Wealthy Australians are locked in for thousands of dollars in indexed extra superannuation tax breaks from July 1, while those on average wages are being threatened with losing the promised small increase in the super guarantee (SG).
The cap for annual concessional super contributions is being increased from $25,000 to $27,500, the cap for non-concessional (after tax) contributions is going up from $100,000 to $110,000, and in the richest windfall of the changes, the tax-free transfer balance cap is jumping by $100,000 to $1.7 million.
For those rich enough to have $1.7 million in super (and, yes, Josephine, if you have $1.7 million in super, you’re in the small privileged minority), that $100,000 increase effectively means another $5000 or more in totally tax-free annual income in the pension phase.
Most people would have to earn an extra $7644 – 13 per cent of the average wage – to receive the same after-tax amount.
For someone on the top income tax rate with the spare cash to be able to take advantage of the increase in concessional contributions, that $2500 increase saves $950 a year in tax.

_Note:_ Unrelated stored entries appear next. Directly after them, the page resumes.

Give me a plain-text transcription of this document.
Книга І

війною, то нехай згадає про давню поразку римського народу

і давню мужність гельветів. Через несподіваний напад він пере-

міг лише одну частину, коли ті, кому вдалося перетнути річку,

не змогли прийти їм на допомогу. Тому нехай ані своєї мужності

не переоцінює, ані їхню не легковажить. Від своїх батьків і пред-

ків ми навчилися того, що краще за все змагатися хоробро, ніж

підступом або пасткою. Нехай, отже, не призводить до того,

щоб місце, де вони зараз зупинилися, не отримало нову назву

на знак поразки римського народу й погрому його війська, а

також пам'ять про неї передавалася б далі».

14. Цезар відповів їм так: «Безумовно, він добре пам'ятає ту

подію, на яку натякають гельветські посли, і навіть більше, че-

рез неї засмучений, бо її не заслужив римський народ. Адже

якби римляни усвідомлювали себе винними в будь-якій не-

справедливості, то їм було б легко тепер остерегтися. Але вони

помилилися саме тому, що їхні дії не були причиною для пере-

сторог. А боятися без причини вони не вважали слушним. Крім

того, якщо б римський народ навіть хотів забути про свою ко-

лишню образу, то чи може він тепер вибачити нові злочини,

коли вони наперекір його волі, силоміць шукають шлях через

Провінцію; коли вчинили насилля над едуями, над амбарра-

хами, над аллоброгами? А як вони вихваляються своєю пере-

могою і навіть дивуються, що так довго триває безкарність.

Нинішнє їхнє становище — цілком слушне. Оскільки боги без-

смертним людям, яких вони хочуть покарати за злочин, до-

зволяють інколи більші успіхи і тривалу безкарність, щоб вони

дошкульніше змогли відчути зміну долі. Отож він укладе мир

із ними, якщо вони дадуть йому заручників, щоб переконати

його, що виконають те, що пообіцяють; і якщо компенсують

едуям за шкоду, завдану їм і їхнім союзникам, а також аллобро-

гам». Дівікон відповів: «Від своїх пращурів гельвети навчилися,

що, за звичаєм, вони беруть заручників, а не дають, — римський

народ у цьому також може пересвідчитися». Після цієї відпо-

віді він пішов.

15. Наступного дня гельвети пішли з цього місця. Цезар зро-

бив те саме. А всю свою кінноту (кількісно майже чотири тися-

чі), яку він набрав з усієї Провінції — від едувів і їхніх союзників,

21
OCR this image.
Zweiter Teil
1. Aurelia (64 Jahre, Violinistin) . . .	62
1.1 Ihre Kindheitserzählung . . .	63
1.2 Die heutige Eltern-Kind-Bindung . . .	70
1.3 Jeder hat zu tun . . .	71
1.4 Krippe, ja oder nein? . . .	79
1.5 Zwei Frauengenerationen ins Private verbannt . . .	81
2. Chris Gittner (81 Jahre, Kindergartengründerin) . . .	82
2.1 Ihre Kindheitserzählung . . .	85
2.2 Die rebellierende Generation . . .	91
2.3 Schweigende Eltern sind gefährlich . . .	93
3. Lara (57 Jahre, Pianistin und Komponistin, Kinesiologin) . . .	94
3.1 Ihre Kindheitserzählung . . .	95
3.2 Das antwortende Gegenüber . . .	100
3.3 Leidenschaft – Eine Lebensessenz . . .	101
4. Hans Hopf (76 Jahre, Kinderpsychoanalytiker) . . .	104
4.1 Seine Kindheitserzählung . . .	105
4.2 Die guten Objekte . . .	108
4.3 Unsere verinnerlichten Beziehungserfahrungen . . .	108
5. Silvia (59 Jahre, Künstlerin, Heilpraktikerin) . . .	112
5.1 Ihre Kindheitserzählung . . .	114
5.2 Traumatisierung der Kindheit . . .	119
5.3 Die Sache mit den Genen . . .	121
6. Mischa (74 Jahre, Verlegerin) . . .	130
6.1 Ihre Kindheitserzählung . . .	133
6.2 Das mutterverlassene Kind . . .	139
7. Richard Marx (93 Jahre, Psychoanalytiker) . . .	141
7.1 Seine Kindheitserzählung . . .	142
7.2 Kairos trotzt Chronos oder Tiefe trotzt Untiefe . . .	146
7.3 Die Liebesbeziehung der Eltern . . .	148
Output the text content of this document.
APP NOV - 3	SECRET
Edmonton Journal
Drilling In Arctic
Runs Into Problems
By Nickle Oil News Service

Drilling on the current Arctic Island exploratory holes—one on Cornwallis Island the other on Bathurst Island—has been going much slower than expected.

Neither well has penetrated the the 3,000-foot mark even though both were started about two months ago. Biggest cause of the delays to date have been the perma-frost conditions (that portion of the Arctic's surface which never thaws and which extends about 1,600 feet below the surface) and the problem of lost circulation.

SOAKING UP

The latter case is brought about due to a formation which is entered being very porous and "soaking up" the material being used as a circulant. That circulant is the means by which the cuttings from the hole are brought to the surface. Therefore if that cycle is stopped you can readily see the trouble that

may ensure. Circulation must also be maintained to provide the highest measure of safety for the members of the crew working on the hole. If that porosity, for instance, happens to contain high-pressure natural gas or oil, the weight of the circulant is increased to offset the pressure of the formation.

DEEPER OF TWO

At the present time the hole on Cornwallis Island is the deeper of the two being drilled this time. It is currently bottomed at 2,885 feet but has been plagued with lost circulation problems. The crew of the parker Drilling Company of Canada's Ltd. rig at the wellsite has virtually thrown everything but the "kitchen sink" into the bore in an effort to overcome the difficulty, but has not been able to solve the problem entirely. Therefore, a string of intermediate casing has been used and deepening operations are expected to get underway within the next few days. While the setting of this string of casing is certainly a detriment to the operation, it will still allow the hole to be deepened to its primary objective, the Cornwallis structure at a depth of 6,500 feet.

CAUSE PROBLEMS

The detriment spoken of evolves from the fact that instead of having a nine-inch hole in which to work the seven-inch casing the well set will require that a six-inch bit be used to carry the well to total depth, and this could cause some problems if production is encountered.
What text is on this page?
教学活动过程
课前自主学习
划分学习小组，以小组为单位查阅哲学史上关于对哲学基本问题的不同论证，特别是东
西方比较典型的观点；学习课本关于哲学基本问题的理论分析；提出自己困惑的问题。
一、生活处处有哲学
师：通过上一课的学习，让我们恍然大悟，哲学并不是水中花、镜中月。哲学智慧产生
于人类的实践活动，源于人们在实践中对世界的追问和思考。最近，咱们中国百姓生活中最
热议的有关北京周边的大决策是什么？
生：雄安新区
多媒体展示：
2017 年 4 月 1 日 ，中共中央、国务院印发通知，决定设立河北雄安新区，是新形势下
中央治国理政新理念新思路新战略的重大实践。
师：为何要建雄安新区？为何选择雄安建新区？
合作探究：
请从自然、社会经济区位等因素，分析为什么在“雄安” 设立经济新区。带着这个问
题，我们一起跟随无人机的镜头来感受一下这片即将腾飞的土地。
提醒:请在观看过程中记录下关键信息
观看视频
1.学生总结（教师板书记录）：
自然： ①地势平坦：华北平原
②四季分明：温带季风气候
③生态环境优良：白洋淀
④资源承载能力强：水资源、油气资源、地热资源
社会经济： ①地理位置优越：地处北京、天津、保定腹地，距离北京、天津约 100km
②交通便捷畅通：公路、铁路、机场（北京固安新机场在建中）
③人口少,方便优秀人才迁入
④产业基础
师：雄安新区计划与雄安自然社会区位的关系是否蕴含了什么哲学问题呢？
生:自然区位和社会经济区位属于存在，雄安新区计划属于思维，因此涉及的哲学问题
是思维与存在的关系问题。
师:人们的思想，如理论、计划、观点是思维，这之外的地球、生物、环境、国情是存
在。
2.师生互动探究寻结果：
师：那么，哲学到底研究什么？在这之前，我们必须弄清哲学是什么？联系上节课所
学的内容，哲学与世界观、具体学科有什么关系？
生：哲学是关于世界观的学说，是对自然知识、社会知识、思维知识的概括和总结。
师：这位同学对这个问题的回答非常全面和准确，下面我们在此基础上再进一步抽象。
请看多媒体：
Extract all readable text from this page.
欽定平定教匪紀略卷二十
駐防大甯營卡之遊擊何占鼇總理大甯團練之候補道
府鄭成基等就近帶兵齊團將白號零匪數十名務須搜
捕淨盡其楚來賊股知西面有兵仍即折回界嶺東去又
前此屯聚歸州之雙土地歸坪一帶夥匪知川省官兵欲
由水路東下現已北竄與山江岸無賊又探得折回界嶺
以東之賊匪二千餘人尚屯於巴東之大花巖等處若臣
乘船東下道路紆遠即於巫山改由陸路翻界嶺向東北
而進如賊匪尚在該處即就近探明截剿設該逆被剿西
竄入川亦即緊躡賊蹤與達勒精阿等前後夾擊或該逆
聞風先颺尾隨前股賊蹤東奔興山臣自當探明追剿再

By comparison, someone on the average wage of about $60,000 a year has been promised a 0.5 per cent increase in the SGL on July 1.
That would result in another $255 in their super fund after the contributions tax. (Which is still more than the average worker would receive if they had a 0.5 per cent pay rise instead.)
If the government doesn’t scrap the legislated phased-in increase of the SG to 12 per cent, the full 2.5 per cent rise would be $1275 extra in super on the average wage – not all that much more than the government is giving in the increased tax break for high-income earners able to make use of it.
It pays to be wealthy
By the nature of the progressive income tax system, concessional contributions are worth more for those on the top tax rates than those on lower incomes.
The superannuation system disproportionately benefits the wealthy.
And you qualify as wealthy if you’re capable of taking advantage of the increase in the non-concessionary contribution cap from $100,000 to $110,000.
While there’s no immediate tax break on the extra $10K, it enters one of the best tax havens on Earth, where it compounds with its earnings only being taxed at 15 per cent and then at nothing at all when in the retirement pension phase under the fat $1.7 million cap.
Sure, the increased caps aren’t limited to those on high incomes – anyone can take advantage of them.
Know anyone on average or median wages capable of topping up their SG with a spare $20K, or being able to build a $1.7 million super account? Me neither.
The moral of the story, as always, is that it pays to be wealthy.
The anti-superannuation gang of government backbenchers led (if that’s the right word) by Tim “Franking Credits” Wilson and Andrew “Kill The New Daily” Bragg are devoted to scrapping the SG increase and are trying a number of ruses to do it.
Funny thing though, I haven’t noticed them campaigning to stop increases in the big tax breaks for the well off.